Freshmen Perspective of The Play that Goes Wrong

The SHC Theatre Department wrapped up its final productions of the fall play, The Play That Goes Wrong, in November. With a talented cast and crew, amazing choreography, and a hilarious script, it’s unanimous that this was one of the best plays SHC has ever put on. The story follows a struggling theatre company’s opening night of a play, but everything goes wrong when a series of amusing mishaps forces the cast to improvise. The Emerald spoke to three of the frosh cast members about their experiences and perspectives on performing in their first high school play. Frankie Zogaric ‘26, Maya Bergman ‘26, and Gabi Cameron ‘26 all gave insight on what it was like to be new performers in an SHC production.

The Emerald: Have you done theater before, and if so, how has this experience compared to your previous productions?

FRANKIE: Yes, I have. Before, everyone was young and there was a lot less that we had to do to make sure that production was safe. This time everyone was super responsible, and the director didn’t treat us like we were children so it was really fun.

GABI: Yeah, I did. It’s definitely been a big change because there’s just more. There’s definitely a bigger budget, and it’s a bigger production!

MAYA: Yes I have! This experience has been different from former shows I’ve done because it has been organized and the community has been super supportive.

Was it intimidating being in the play with upperclassmen?

FRANKIE: At the beginning it was really intimidating, but then it became really fun and everyone was super welcoming.There wasn’t any drama or anything like that.

GABI: I think at first it was, but once I got to know them, I became friends with them.

MAYA: At first, I was pretty intimidated by the upperclassmen but as I got to know the cast more, they were all super nice and supportive.

What inspired you to audition for The Play That Goes Wrong?

FRANKIE: I’ve loved theatre ever since I was little, and my sister was in a lot of the plays and musicals when she was at SHC, and my brother was in one too.

GABI: I saw SHC’s 1984 and Matilda when I was applying last year, and that was really inspiring.

MAYA: I’ve always loved theatre and I had heard some great things about the program so I decided that I wanted to audition and see what would happen. I’m really glad I did because I made some great friends in the process. 

Is there anything you want to add that’s specific to the freshman experience of the play?

GABI: I think it’s just important to put yourself out there and don’t be afraid of the upperclassmen. They’re really nice and really fun.

MAYA: Getting to know the traditions and different warm-ups is a little challenging at first but once you learn it it’s a lot of fun!

What advice would you give to an aspiring performer?

FRANKIE: I think even though you may be in a different character, still be loud, be yourself, and make sure that you’re honest with everyone.
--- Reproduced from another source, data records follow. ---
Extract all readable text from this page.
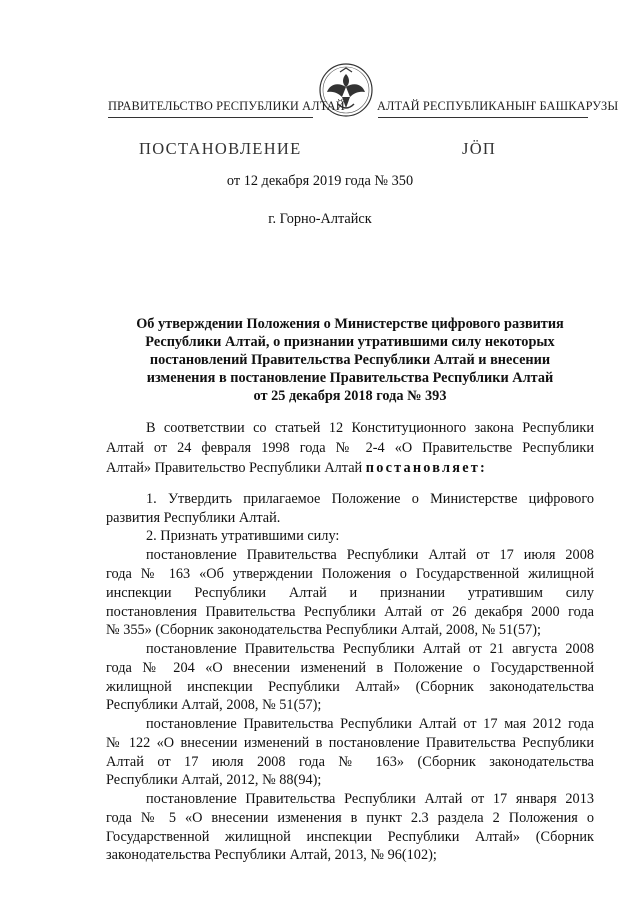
ПРАВИТЕЛЬСТВО РЕСПУБЛИКИ АЛТАЙ	АЛТАЙ РЕСПУБЛИКАНЫҤ БАШКАРУЗЫ
ПОСТАНОВЛЕНИЕ	ЈӦП
от 12 декабря 2019 года № 350
г. Горно-Алтайск
Об утверждении Положения о Министерстве цифрового развития
Республики Алтай, о признании утратившими силу некоторых
постановлений Правительства Республики Алтай и внесении
изменения в постановление Правительства Республики Алтай
от 25 декабря 2018 года № 393
В соответствии со статьей 12 Конституционного закона Республики
Алтай от 24 февраля 1998 года № 2-4 «О Правительстве Республики
Алтай» Правительство Республики Алтай постановляет:
1. Утвердить прилагаемое Положение о Министерстве цифрового
развития Республики Алтай.
2. Признать утратившими силу:
постановление Правительства Республики Алтай от 17 июля 2008
года № 163 «Об утверждении Положения о Государственной жилищной
инспекции Республики Алтай и признании утратившим силу
постановления Правительства Республики Алтай от 26 декабря 2000 года
№ 355» (Сборник законодательства Республики Алтай, 2008, № 51(57);
постановление Правительства Республики Алтай от 21 августа 2008
года № 204 «О внесении изменений в Положение о Государственной
жилищной инспекции Республики Алтай» (Сборник законодательства
Республики Алтай, 2008, № 51(57);
постановление Правительства Республики Алтай от 17 мая 2012 года
№ 122 «О внесении изменений в постановление Правительства Республики
Алтай от 17 июля 2008 года № 163» (Сборник законодательства
Республики Алтай, 2012, № 88(94);
постановление Правительства Республики Алтай от 17 января 2013
года № 5 «О внесении изменения в пункт 2.3 раздела 2 Положения о
Государственной жилищной инспекции Республики Алтай» (Сборник
законодательства Республики Алтай, 2013, № 96(102);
If something happens, be honest with your director. If you have a conflict that’s really important, you should tell them because it’ll just make everyone feel better, because if you cancel on them last minute it’s gonna be a giant rush.

How did the show go from your perspective?

FRANKIE: I thought they were hilarious and everyone performed amazingly. It was really fun. A lot of people in the audience really liked it too. Some stuff did go a little bit wrong during rehearsals, but everyone’s okay. We learned from our mistakes and then the show was perfect!

GABI: It was pretty nerve-wracking at the beginning, but overall I became more comfortable with it and like it was fun at the end.

MAYA: I was pretty prepared considering that I didn’t have to do that much but I was a little scared for my fellow castmates during the final scene because a lot was going on. I’m glad everyone was safe in the end though. Mr. Morris and a bunch of the upperclassmen were very helpful when giving out acting notes.

Was there anything that surprised you about the experience?

FRANKIE: Yeah, everyone was really close, which was a little intimidating at first, but then everyone was super welcoming and now I’m really close with a lot of them. And we did bonding activities, like when we went to Mel’s Diner before our first show. I still remember the first tech week rehearsal when we had to sign in – I didn’t know what the sign in board was and all of the seniors helped me and my friends to get to know everything.

GABI: The traditions were definitely new, but they were really fun to be a part of. We have a tradition where someone who’s done a really good job and was a really good team player is picked in the last show, and it’s really fun.

What would you say to someone who is considering joining a VPA?

FRANKIE: I would say that it’s a really good idea because it gets you to expand your horizons, and it can help create really good friendships and get to know people from other grades.

GABI: I’d say to do it. It’s really fun!. You meet a lot of new people, you meet a lot of friends, and it’s just a great experience.

MAYA: I would suggest that they go for it because being in a VPA has been a lot of fun, but be aware that you have to wake up earlier!

Though the play at first seemed very intimidating to the newcomers involved, the cast and crew were very welcoming and the play proved to be a very positive and engaging experience for the students to put themselves out there. Make sure to see the spring musical, Sister Act, and all other VPA programs this year!